I have more than two decades of college coaching experience, and I’ve also had multiple children go through the lacrosse recruiting process, so I have some tips on the subject.
Lacrosse recruiting can be a hectic time for a young person, and it can be especially difficult to navigate without tips and help from those who have been through it before. So, I’ve put together a few of the top tips I would offer to an athlete entering the lacrosse recruiting world. Hopefully they can make the experience more fun, fulfilling, and successful for you.
Lacrosse Recruiting Tips from a College Coach
Paying Money to Play Lacrosse
Whatever you sign up for, make sure you have fun and that the value of the event meets your needs. You may get recruited from the event, but the event has to be worth it in the first place. Showcases can be a ton of fun, but it’s sometimes not the best team lacrosse.
I do like attending showcases as a coach, because I can see a lot of talented players in one place. My assessment of a player is easier when I see them live and in action. Do they get their eyes up right away after a ground ball? Will they share the ball and share the work? Is their passing and catching crisp? Are they fast? Will they do the million little things that need to be done in a competitive environment? Are they good teammates? Are they polite and respectful off the field?
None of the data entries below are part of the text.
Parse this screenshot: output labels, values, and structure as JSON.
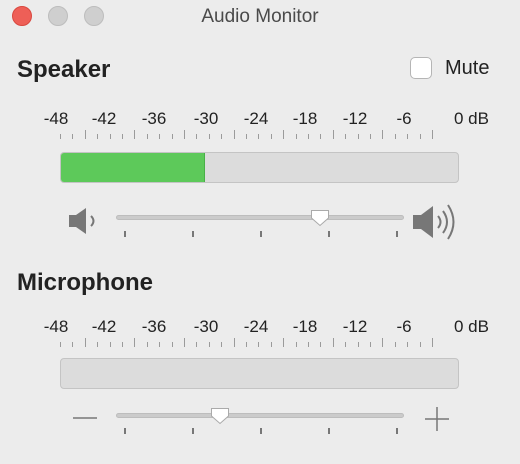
{
  "window": {
    "title": "Audio Monitor"
  },
  "icons": {
    "close": "close-button",
    "minimize": "minimize-button",
    "zoom": "zoom-button",
    "volume_low": "speaker-low-icon",
    "volume_high": "speaker-high-icon",
    "minus": "minus-icon",
    "plus": "plus-icon"
  },
  "colors": {
    "meter_fill": "#5dc95a",
    "close": "#ee5f57",
    "window_bg": "#ececec"
  },
  "speaker": {
    "title": "Speaker",
    "mute_label": "Mute",
    "mute_checked": false,
    "scale_labels": [
      "-48",
      "-42",
      "-36",
      "-30",
      "-24",
      "-18",
      "-12",
      "-6",
      "0 dB"
    ],
    "level_fraction": 0.36,
    "volume_fraction": 0.71
  },
  "microphone": {
    "title": "Microphone",
    "scale_labels": [
      "-48",
      "-42",
      "-36",
      "-30",
      "-24",
      "-18",
      "-12",
      "-6",
      "0 dB"
    ],
    "level_fraction": 0.0,
    "gain_fraction": 0.36
  }
}
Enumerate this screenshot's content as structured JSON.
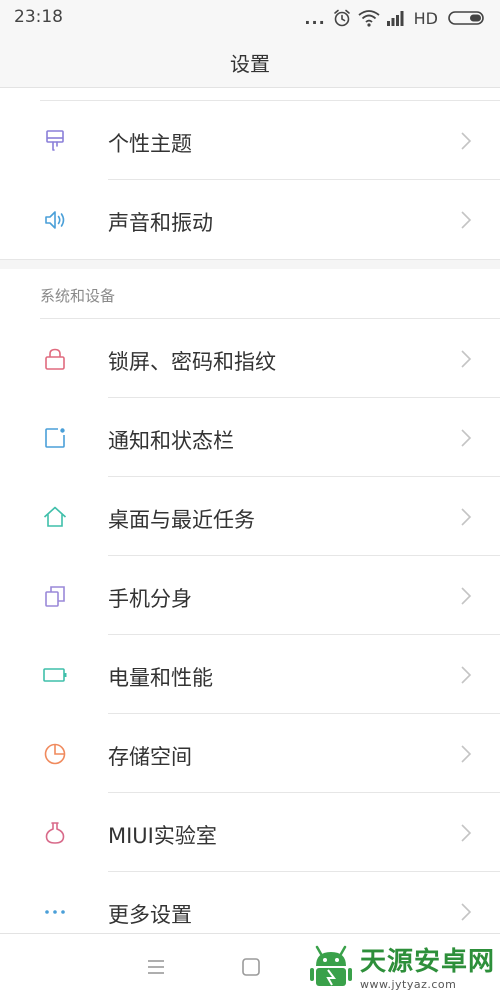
{
  "status_bar": {
    "time": "23:18",
    "more": "...",
    "network": "HD"
  },
  "header": {
    "title": "设置"
  },
  "groups": [
    {
      "items": [
        {
          "label": "个性主题",
          "icon": "paintbrush-icon",
          "color": "#8a7fd9"
        },
        {
          "label": "声音和振动",
          "icon": "speaker-icon",
          "color": "#4a9fd8"
        }
      ]
    },
    {
      "title": "系统和设备",
      "items": [
        {
          "label": "锁屏、密码和指纹",
          "icon": "lock-icon",
          "color": "#e06a7e"
        },
        {
          "label": "通知和状态栏",
          "icon": "notification-icon",
          "color": "#4a9fd8"
        },
        {
          "label": "桌面与最近任务",
          "icon": "home-icon",
          "color": "#3fbfaa"
        },
        {
          "label": "手机分身",
          "icon": "dual-phone-icon",
          "color": "#9a88d8"
        },
        {
          "label": "电量和性能",
          "icon": "battery-icon",
          "color": "#3fbfaa"
        },
        {
          "label": "存储空间",
          "icon": "pie-chart-icon",
          "color": "#f08a5d"
        },
        {
          "label": "MIUI实验室",
          "icon": "flask-icon",
          "color": "#d86a8a"
        },
        {
          "label": "更多设置",
          "icon": "more-dots-icon",
          "color": "#4a9fd8"
        }
      ]
    }
  ],
  "watermark": {
    "name": "天源安卓网",
    "url": "www.jytyaz.com"
  },
  "colors": {
    "chevron": "#c4c4c4",
    "divider": "#e6e6e6",
    "watermark_green": "#2d8f3a"
  }
}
Would they fit in with our dudes? I get answers to all of those questions when I attend these events.
If you join a summer club program, recognize that your mission is to improve as a lacrosse athlete by playing more lacrosse. There is a ton of hype about getting “recruited” and not enough hype about getting better.
Fact: you need to get better before you even think about playing college lacrosse. Even DIII? Yes, even DIII. Very few freshmen jump right from high school or club ball into a major role on a competitive DIII team. The role is usually fairly different than that of what you needed to do in high school.
What is the value of playing club lacrosse then? It is tremendously fun. You play with people from all around. You play more competitive lacrosse games against tougher competition. As a lax parent, I remember fondly the many road trips and excellent time with my sons. My memory is pretty fuzzy on our stats, record, etc. It really is all about family time and getting better through competing.
What If I Play Other Sports?
If you don’t play for a summer club program, you can still get recruited. You won’t have your club coach helping you out, but your high school coach should be able to help you get film organized and reach out to college coaches.
Every college coach has a network of high school and club coaches whom they trust to give an accurate assessment of a recruit. That list is usually pretty small, though, and the preponderance of references generally are laced with hyperbole.
This is why it’s so important for us to be able to see you live. I love watching a good high school rivalry game to get a sense of a player’s competitiveness. I’m looking for players who put their heart and soul into playing, and most times you can’t really see that in the fifth game of a weekend at a summer tournament.
Connect with Coaches
Please, invite us out to see a game. Usually, it will be later in the campaign as our season is going at the same time, but sometimes I’m on the road to watch playoff games, and I can’t wait for them!
You can’t get recruited if we don’t know who are you are. If you want us to take a look at you, make sure we have your schedule, your number, and basic information, like your grad year and position.
We organize our recruiting class by your graduation year. We may assess more than 300 potential recruits to get a class of 12, and then 12 more walk-ons will show up, too. We want the right fit for our academic institution first. For us, this rules out a lot of potential players right away.
We usually will ask for a copy of your unofficial transcript. We’ll use that to check if you’ve had a rigorous high school curriculum and will be up for the challenges of the college classroom. Not every school is like this – some schools have lower academic expectations and can look at a larger pool of student-athletes.
Use a search tool like niche.com to help you wade through the metrics of your search. You should use your data to assess the fit before you reach out to coaches. Probably the most important thing you can do as a recruit is to make a list of the places where you would like to study (without lacrosse as a factor) and start to narrow down that list. Then, lacrosse can help you target the schools you’re pursuing. Also, if you’re getting emails (yes, you should check your email regularly and respond to coaches, please), you can use the search tools to see if the school is a good fit for you.
You should drive this process. As a coach, I appreciate it if you’re interested in another school and not interested in ours. I totally get it, and I respect that it is your college search. Plus, it’s nice to know that I can focus on other recruits. I’m narrowing down my list the same way you should be narrowing down yours.
Play for Your Parents
I have worked through the process as a head coach for years, but my experience as a parent has been the most valuable.
Parents want the best for their kids. As a potential recruit, you may need to help your parents, just like they will need to help you with your FAFSA. Help your parents by playing hard, doing your research, and taking ownership of your college search.